Sul fronte delle opposizioni, Di Pietro esulta e va oltre chiedendo in perfetto stile giustizialista che la Camera conceda il via libera all’arresto di Cosentino (chiesto a suo tempo dalla procura di Napoli), mentre Franceschini intesta al Pd la vittoria politica della vicenda e il leader Udc Casini parla di “gesto di ragionevolezza” ancorchè “tardivo”.

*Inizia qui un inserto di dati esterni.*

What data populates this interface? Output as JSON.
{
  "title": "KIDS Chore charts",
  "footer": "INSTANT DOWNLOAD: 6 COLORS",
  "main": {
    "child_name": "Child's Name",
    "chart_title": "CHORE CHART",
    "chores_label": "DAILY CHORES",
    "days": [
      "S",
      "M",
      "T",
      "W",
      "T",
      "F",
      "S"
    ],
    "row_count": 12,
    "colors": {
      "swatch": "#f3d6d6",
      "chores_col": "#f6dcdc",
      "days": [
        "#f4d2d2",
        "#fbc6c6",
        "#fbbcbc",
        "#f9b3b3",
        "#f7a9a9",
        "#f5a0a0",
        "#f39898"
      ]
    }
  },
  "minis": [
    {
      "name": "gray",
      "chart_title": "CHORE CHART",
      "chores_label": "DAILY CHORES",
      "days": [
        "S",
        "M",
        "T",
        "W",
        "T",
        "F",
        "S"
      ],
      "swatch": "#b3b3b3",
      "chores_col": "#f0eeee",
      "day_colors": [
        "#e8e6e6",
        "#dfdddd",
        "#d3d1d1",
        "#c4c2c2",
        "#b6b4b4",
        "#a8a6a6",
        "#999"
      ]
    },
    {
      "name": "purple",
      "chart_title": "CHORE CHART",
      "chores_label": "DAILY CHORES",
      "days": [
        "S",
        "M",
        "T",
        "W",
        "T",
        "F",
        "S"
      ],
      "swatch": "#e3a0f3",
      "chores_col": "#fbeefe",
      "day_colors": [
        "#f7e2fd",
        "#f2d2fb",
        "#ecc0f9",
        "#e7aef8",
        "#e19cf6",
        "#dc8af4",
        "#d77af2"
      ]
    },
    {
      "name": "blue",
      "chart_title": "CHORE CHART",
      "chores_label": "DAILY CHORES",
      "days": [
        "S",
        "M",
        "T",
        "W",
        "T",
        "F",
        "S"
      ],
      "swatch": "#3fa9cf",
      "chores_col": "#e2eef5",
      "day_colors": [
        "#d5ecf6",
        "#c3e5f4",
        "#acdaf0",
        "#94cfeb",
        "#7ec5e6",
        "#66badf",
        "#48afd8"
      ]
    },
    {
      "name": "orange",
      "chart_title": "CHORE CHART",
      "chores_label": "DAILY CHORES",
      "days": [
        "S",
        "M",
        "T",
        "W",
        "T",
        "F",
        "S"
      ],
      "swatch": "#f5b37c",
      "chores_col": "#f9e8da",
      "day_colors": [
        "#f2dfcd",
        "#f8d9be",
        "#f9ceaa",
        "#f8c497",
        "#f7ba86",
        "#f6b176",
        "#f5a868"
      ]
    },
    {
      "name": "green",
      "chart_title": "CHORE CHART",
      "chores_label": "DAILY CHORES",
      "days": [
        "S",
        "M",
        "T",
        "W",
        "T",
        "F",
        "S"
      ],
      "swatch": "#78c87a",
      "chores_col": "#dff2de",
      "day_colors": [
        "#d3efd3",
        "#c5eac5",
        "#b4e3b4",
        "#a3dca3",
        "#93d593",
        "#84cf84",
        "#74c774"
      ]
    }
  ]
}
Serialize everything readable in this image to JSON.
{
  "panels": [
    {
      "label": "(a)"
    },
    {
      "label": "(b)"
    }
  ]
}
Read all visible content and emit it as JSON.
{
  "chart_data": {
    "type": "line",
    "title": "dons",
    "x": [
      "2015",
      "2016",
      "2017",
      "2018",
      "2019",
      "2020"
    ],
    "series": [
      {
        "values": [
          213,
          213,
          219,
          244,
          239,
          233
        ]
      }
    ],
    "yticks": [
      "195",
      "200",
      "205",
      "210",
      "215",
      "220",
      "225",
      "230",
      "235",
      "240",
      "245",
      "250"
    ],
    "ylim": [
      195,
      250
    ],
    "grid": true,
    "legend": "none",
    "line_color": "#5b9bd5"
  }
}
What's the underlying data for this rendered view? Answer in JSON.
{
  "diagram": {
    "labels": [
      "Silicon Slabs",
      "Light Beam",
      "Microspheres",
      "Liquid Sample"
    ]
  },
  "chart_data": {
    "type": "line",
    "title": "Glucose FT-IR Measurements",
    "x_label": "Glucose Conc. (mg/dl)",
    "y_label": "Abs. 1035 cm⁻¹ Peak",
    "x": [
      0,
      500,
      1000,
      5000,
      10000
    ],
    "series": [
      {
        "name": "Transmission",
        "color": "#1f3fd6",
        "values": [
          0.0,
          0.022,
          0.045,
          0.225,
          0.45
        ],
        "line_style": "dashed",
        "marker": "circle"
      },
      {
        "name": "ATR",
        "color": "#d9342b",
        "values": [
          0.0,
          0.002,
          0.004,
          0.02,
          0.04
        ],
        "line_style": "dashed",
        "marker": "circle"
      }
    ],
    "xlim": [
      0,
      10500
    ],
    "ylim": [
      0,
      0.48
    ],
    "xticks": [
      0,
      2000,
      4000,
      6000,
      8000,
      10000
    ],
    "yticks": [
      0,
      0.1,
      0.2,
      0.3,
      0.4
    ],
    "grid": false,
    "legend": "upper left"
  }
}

Con le dimissioni di Nicola Cosentino da sottosegretario all’Economia sono tre gli esponenti della maggioranza che hanno lasciato l’incarico di governo in appena due mesi. Il 4 maggio scorso è toccato a Claudio Scajola, costretto a rinunciare alla guida del dicastero per lo Sviluppo economico, dopo il suo coinvolgimento nella vicenda della compravendita della sua casa al Colosseo (da allora Berlusconi ha assunto l’interim). Due mesi dopo, il 4 luglio, arrivano le dimissioni di Aldo Brancher da ministro per l’Attuazione del federalismo, a seguito del processo nel quale figura tra gli imputati per la vicenda Antonveneta. Il suo incarico è durato solo diciassette giorni.
Ieri l’addio al governo di Nicola Cosentino.